5km to the finish now and I could barely stand.

Dee hopped in the car with Gary and Suzanne kept pushing me on towards the end.. We were pushing hard now and then Robbie pulled up beside me..
Do you want the splits?? No thanks it might freak me out.. Well on second thoughts ok then. He is 1 minute and 30 seconds behind and moving well.
How could this be, I had given everything to get to that forest. That’s not possible, it was and TTT was closing in fast.
Dee hopped back out of the car to join us for the finale.

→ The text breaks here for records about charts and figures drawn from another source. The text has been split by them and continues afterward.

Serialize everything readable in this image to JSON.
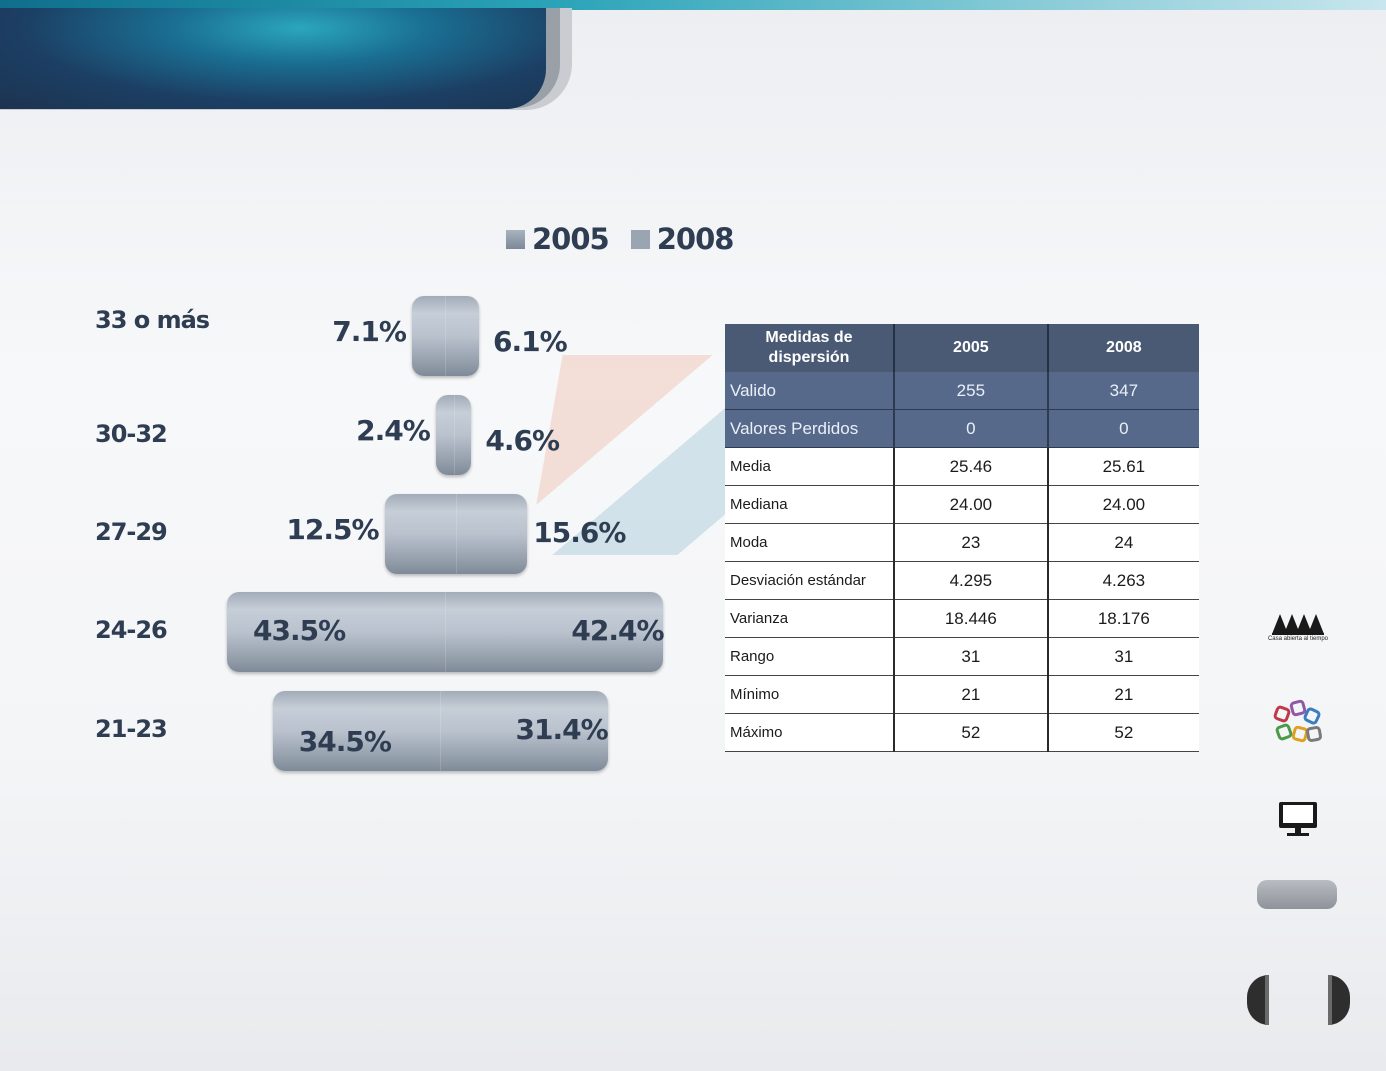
{
  "legend": [
    {
      "label": "2005",
      "color": "#8e99a7"
    },
    {
      "label": "2008",
      "color": "#9ba5b1"
    }
  ],
  "chart_data": {
    "type": "bar",
    "categories": [
      "33 o más",
      "30-32",
      "27-29",
      "24-26",
      "21-23"
    ],
    "series": [
      {
        "name": "2005",
        "values": [
          7.1,
          2.4,
          12.5,
          43.5,
          34.5
        ]
      },
      {
        "name": "2008",
        "values": [
          6.1,
          4.6,
          15.6,
          42.4,
          31.4
        ]
      }
    ],
    "value_labels": {
      "2005": [
        "7.1%",
        "2.4%",
        "12.5%",
        "43.5%",
        "34.5%"
      ],
      "2008": [
        "6.1%",
        "4.6%",
        "15.6%",
        "42.4%",
        "31.4%"
      ]
    },
    "orientation": "horizontal-pyramid",
    "title": "",
    "legend_position": "top"
  },
  "table": {
    "header": [
      "Medidas  de dispersión",
      "2005",
      "2008"
    ],
    "rows": [
      {
        "label": "Valido",
        "v2005": "255",
        "v2008": "347",
        "highlight": true
      },
      {
        "label": "Valores Perdidos",
        "v2005": "0",
        "v2008": "0",
        "highlight": true
      },
      {
        "label": "Media",
        "v2005": "25.46",
        "v2008": "25.61",
        "highlight": false
      },
      {
        "label": "Mediana",
        "v2005": "24.00",
        "v2008": "24.00",
        "highlight": false
      },
      {
        "label": "Moda",
        "v2005": "23",
        "v2008": "24",
        "highlight": false
      },
      {
        "label": "Desviación estándar",
        "v2005": "4.295",
        "v2008": "4.263",
        "highlight": false
      },
      {
        "label": "Varianza",
        "v2005": "18.446",
        "v2008": "18.176",
        "highlight": false
      },
      {
        "label": "Rango",
        "v2005": "31",
        "v2008": "31",
        "highlight": false
      },
      {
        "label": "Mínimo",
        "v2005": "21",
        "v2008": "21",
        "highlight": false
      },
      {
        "label": "Máximo",
        "v2005": "52",
        "v2008": "52",
        "highlight": false
      }
    ]
  },
  "sidebar": {
    "uam_caption": "Casa abierta al tiempo",
    "icons": [
      "uam-logo-icon",
      "network-logo-icon",
      "monitor-icon"
    ]
  },
  "colors": {
    "header_dark": "#1d3350",
    "header_accent": "#2ba6bd",
    "table_header": "#4a5a74",
    "table_highlight": "#56698a",
    "text_dark": "#2f3d52"
  }
}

The next 4km was the most pain and torture I have ever experienced in a race.
Go to a running track and sprint for 4km and see how that feels, then imagine doing it after running 123km at pace.

After Robbie told me the split I never looked back, I didn’t stop pushing or trying to achieve my goal.

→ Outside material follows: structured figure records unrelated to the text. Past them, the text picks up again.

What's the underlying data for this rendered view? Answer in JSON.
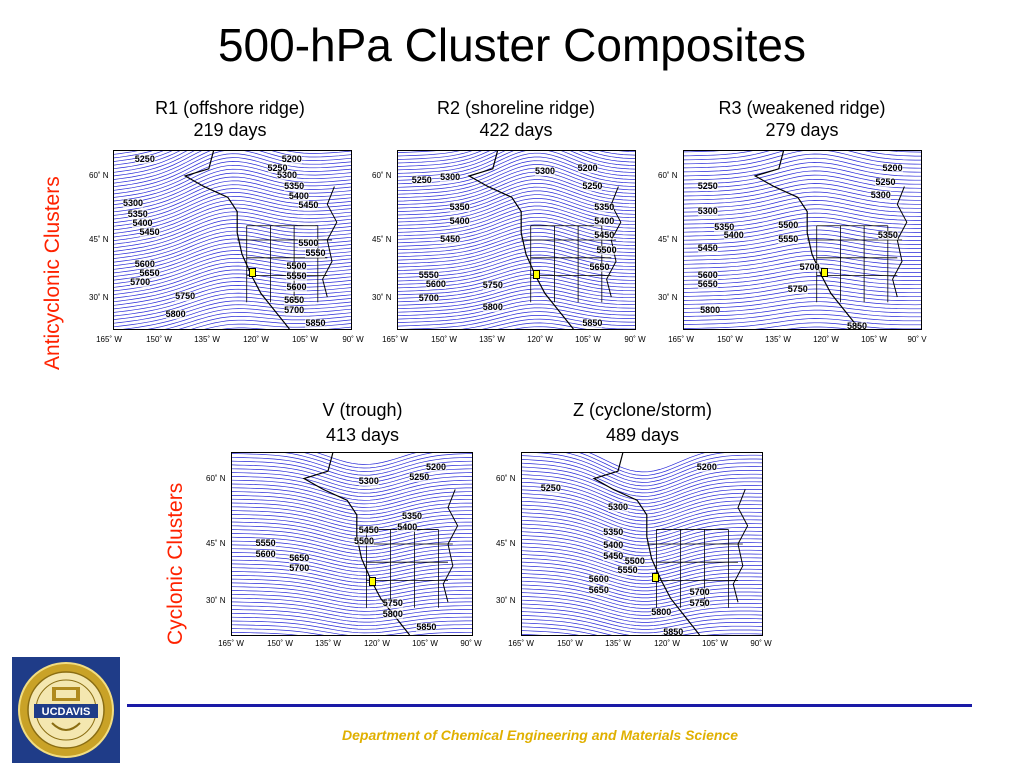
{
  "slide": {
    "title": "500-hPa Cluster Composites",
    "anticyclonic_label": "Anticyclonic Clusters",
    "cyclonic_label": "Cyclonic Clusters",
    "footer": "Department of Chemical Engineering and Materials Science",
    "logo_text": "UCDAVIS",
    "accent_color": "#ff2200",
    "footer_color": "#e0b000",
    "contour_color": "#2a2ad8"
  },
  "axes": {
    "lat_labels": [
      "60˚ N",
      "45˚ N",
      "30˚ N"
    ],
    "lon_labels": [
      "165˚ W",
      "150˚ W",
      "135˚ W",
      "120˚ W",
      "105˚ W",
      "90˚ W"
    ],
    "lon_labels_r3": [
      "165˚ W",
      "150˚ W",
      "135˚ W",
      "120˚ W",
      "105˚ W",
      "90˚ V"
    ]
  },
  "panels": [
    {
      "id": "r1",
      "title": "R1 (offshore ridge)",
      "days": "219 days",
      "contour_labels": [
        "5250",
        "5200",
        "5250",
        "5300",
        "5350",
        "5400",
        "5450",
        "5300",
        "5350",
        "5400",
        "5450",
        "5500",
        "5550",
        "5600",
        "5650",
        "5700",
        "5500",
        "5550",
        "5600",
        "5650",
        "5700",
        "5750",
        "5800",
        "5850"
      ]
    },
    {
      "id": "r2",
      "title": "R2 (shoreline ridge)",
      "days": "422 days",
      "contour_labels": [
        "5250",
        "5300",
        "5350",
        "5400",
        "5450",
        "5300",
        "5200",
        "5250",
        "5350",
        "5400",
        "5450",
        "5500",
        "5550",
        "5600",
        "5650",
        "5700",
        "5750",
        "5800",
        "5850"
      ]
    },
    {
      "id": "r3",
      "title": "R3 (weakened ridge)",
      "days": "279 days",
      "contour_labels": [
        "5200",
        "5250",
        "5300",
        "5250",
        "5300",
        "5350",
        "5400",
        "5450",
        "5500",
        "5550",
        "5600",
        "5650",
        "5700",
        "5750",
        "5800",
        "5850",
        "5350"
      ]
    },
    {
      "id": "v",
      "title": "V (trough)",
      "days": "413 days",
      "contour_labels": [
        "5200",
        "5250",
        "5300",
        "5350",
        "5400",
        "5450",
        "5500",
        "5550",
        "5600",
        "5650",
        "5700",
        "5750",
        "5800",
        "5850"
      ]
    },
    {
      "id": "z",
      "title": "Z (cyclone/storm)",
      "days": "489 days",
      "contour_labels": [
        "5200",
        "5250",
        "5300",
        "5350",
        "5400",
        "5450",
        "5500",
        "5550",
        "5600",
        "5650",
        "5700",
        "5750",
        "5800",
        "5850"
      ]
    }
  ]
}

I crossed the finish line 14.46.52 with a margin of over 4 minutes after 127km of running. Mental really when you think about it..
After I touched the plaque in Clonegal I fell to the ground because that was all I had in me, no more could I do. I had a pint of Guinness and had a snooze for a while.

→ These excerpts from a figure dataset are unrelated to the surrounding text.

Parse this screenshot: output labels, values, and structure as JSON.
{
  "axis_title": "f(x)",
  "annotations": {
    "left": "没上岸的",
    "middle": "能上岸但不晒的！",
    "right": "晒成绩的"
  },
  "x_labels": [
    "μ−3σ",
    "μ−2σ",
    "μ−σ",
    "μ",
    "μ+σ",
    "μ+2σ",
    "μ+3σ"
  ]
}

Donna came in with a new ladies record of 17.01.10 and 7th place overall.
What an achievement and what an athlete and inspiration she is to us all.

Maria, Maranda, Gary, Stephen, Amanda I thank you for your support.

As for Suzanne and Dee I think this story tells what you did for me I can’t thank you enough.

To Jeff, Robbie and all the crew who supported us throughout the race.
Top class job again. It is a massive undertaking to plan and execute a race like this and I thank you for all your support. You have a classic race on your hands.

Finally as always I am humbled to toe the line with such great Gentlemen and 1 Lady

Don Hannon, 14:46:52
Thomas Klimas, 14:51:07
Zoran Skrba, 15:25:00
Torben Dahl, 16:31:03
John Cronin, 16:51:00
Grellan McGrath, 16:51:00
Donna McLoughlin, 17:01:10
Fergal Connolly, 18:23:42
Laurence Colleran, 18:23:42
Bertie Harte, 18:34:35
Pol O’Murchu, 18:46:48
Donagh McGrath, 18:49:47
Mark Melia, 18:53:59
Mike Jordan, 18:55:42
Liam Costello, 19:02:59
Niall Corrigan, 19:13:38
Gareth Little, 19:28:39
Johan Dehantschutter, 20:40:19
Paul Croke, 20:50:15

DNF

Tim Chapman, Paul Daly, Mark Horvath, Colclough John, Eoin Keith, Paul McGurrell, Ronan Mynes,
Jim Schofield, Zsolt Szomju, Karl McGuire

It’s worth noting that although they missed the cut off time for CP4 and were out of the race and registered as DNF
Paul McGurrell and Ronan Mynes made it to Clonegal within the over all 21 hour time limit.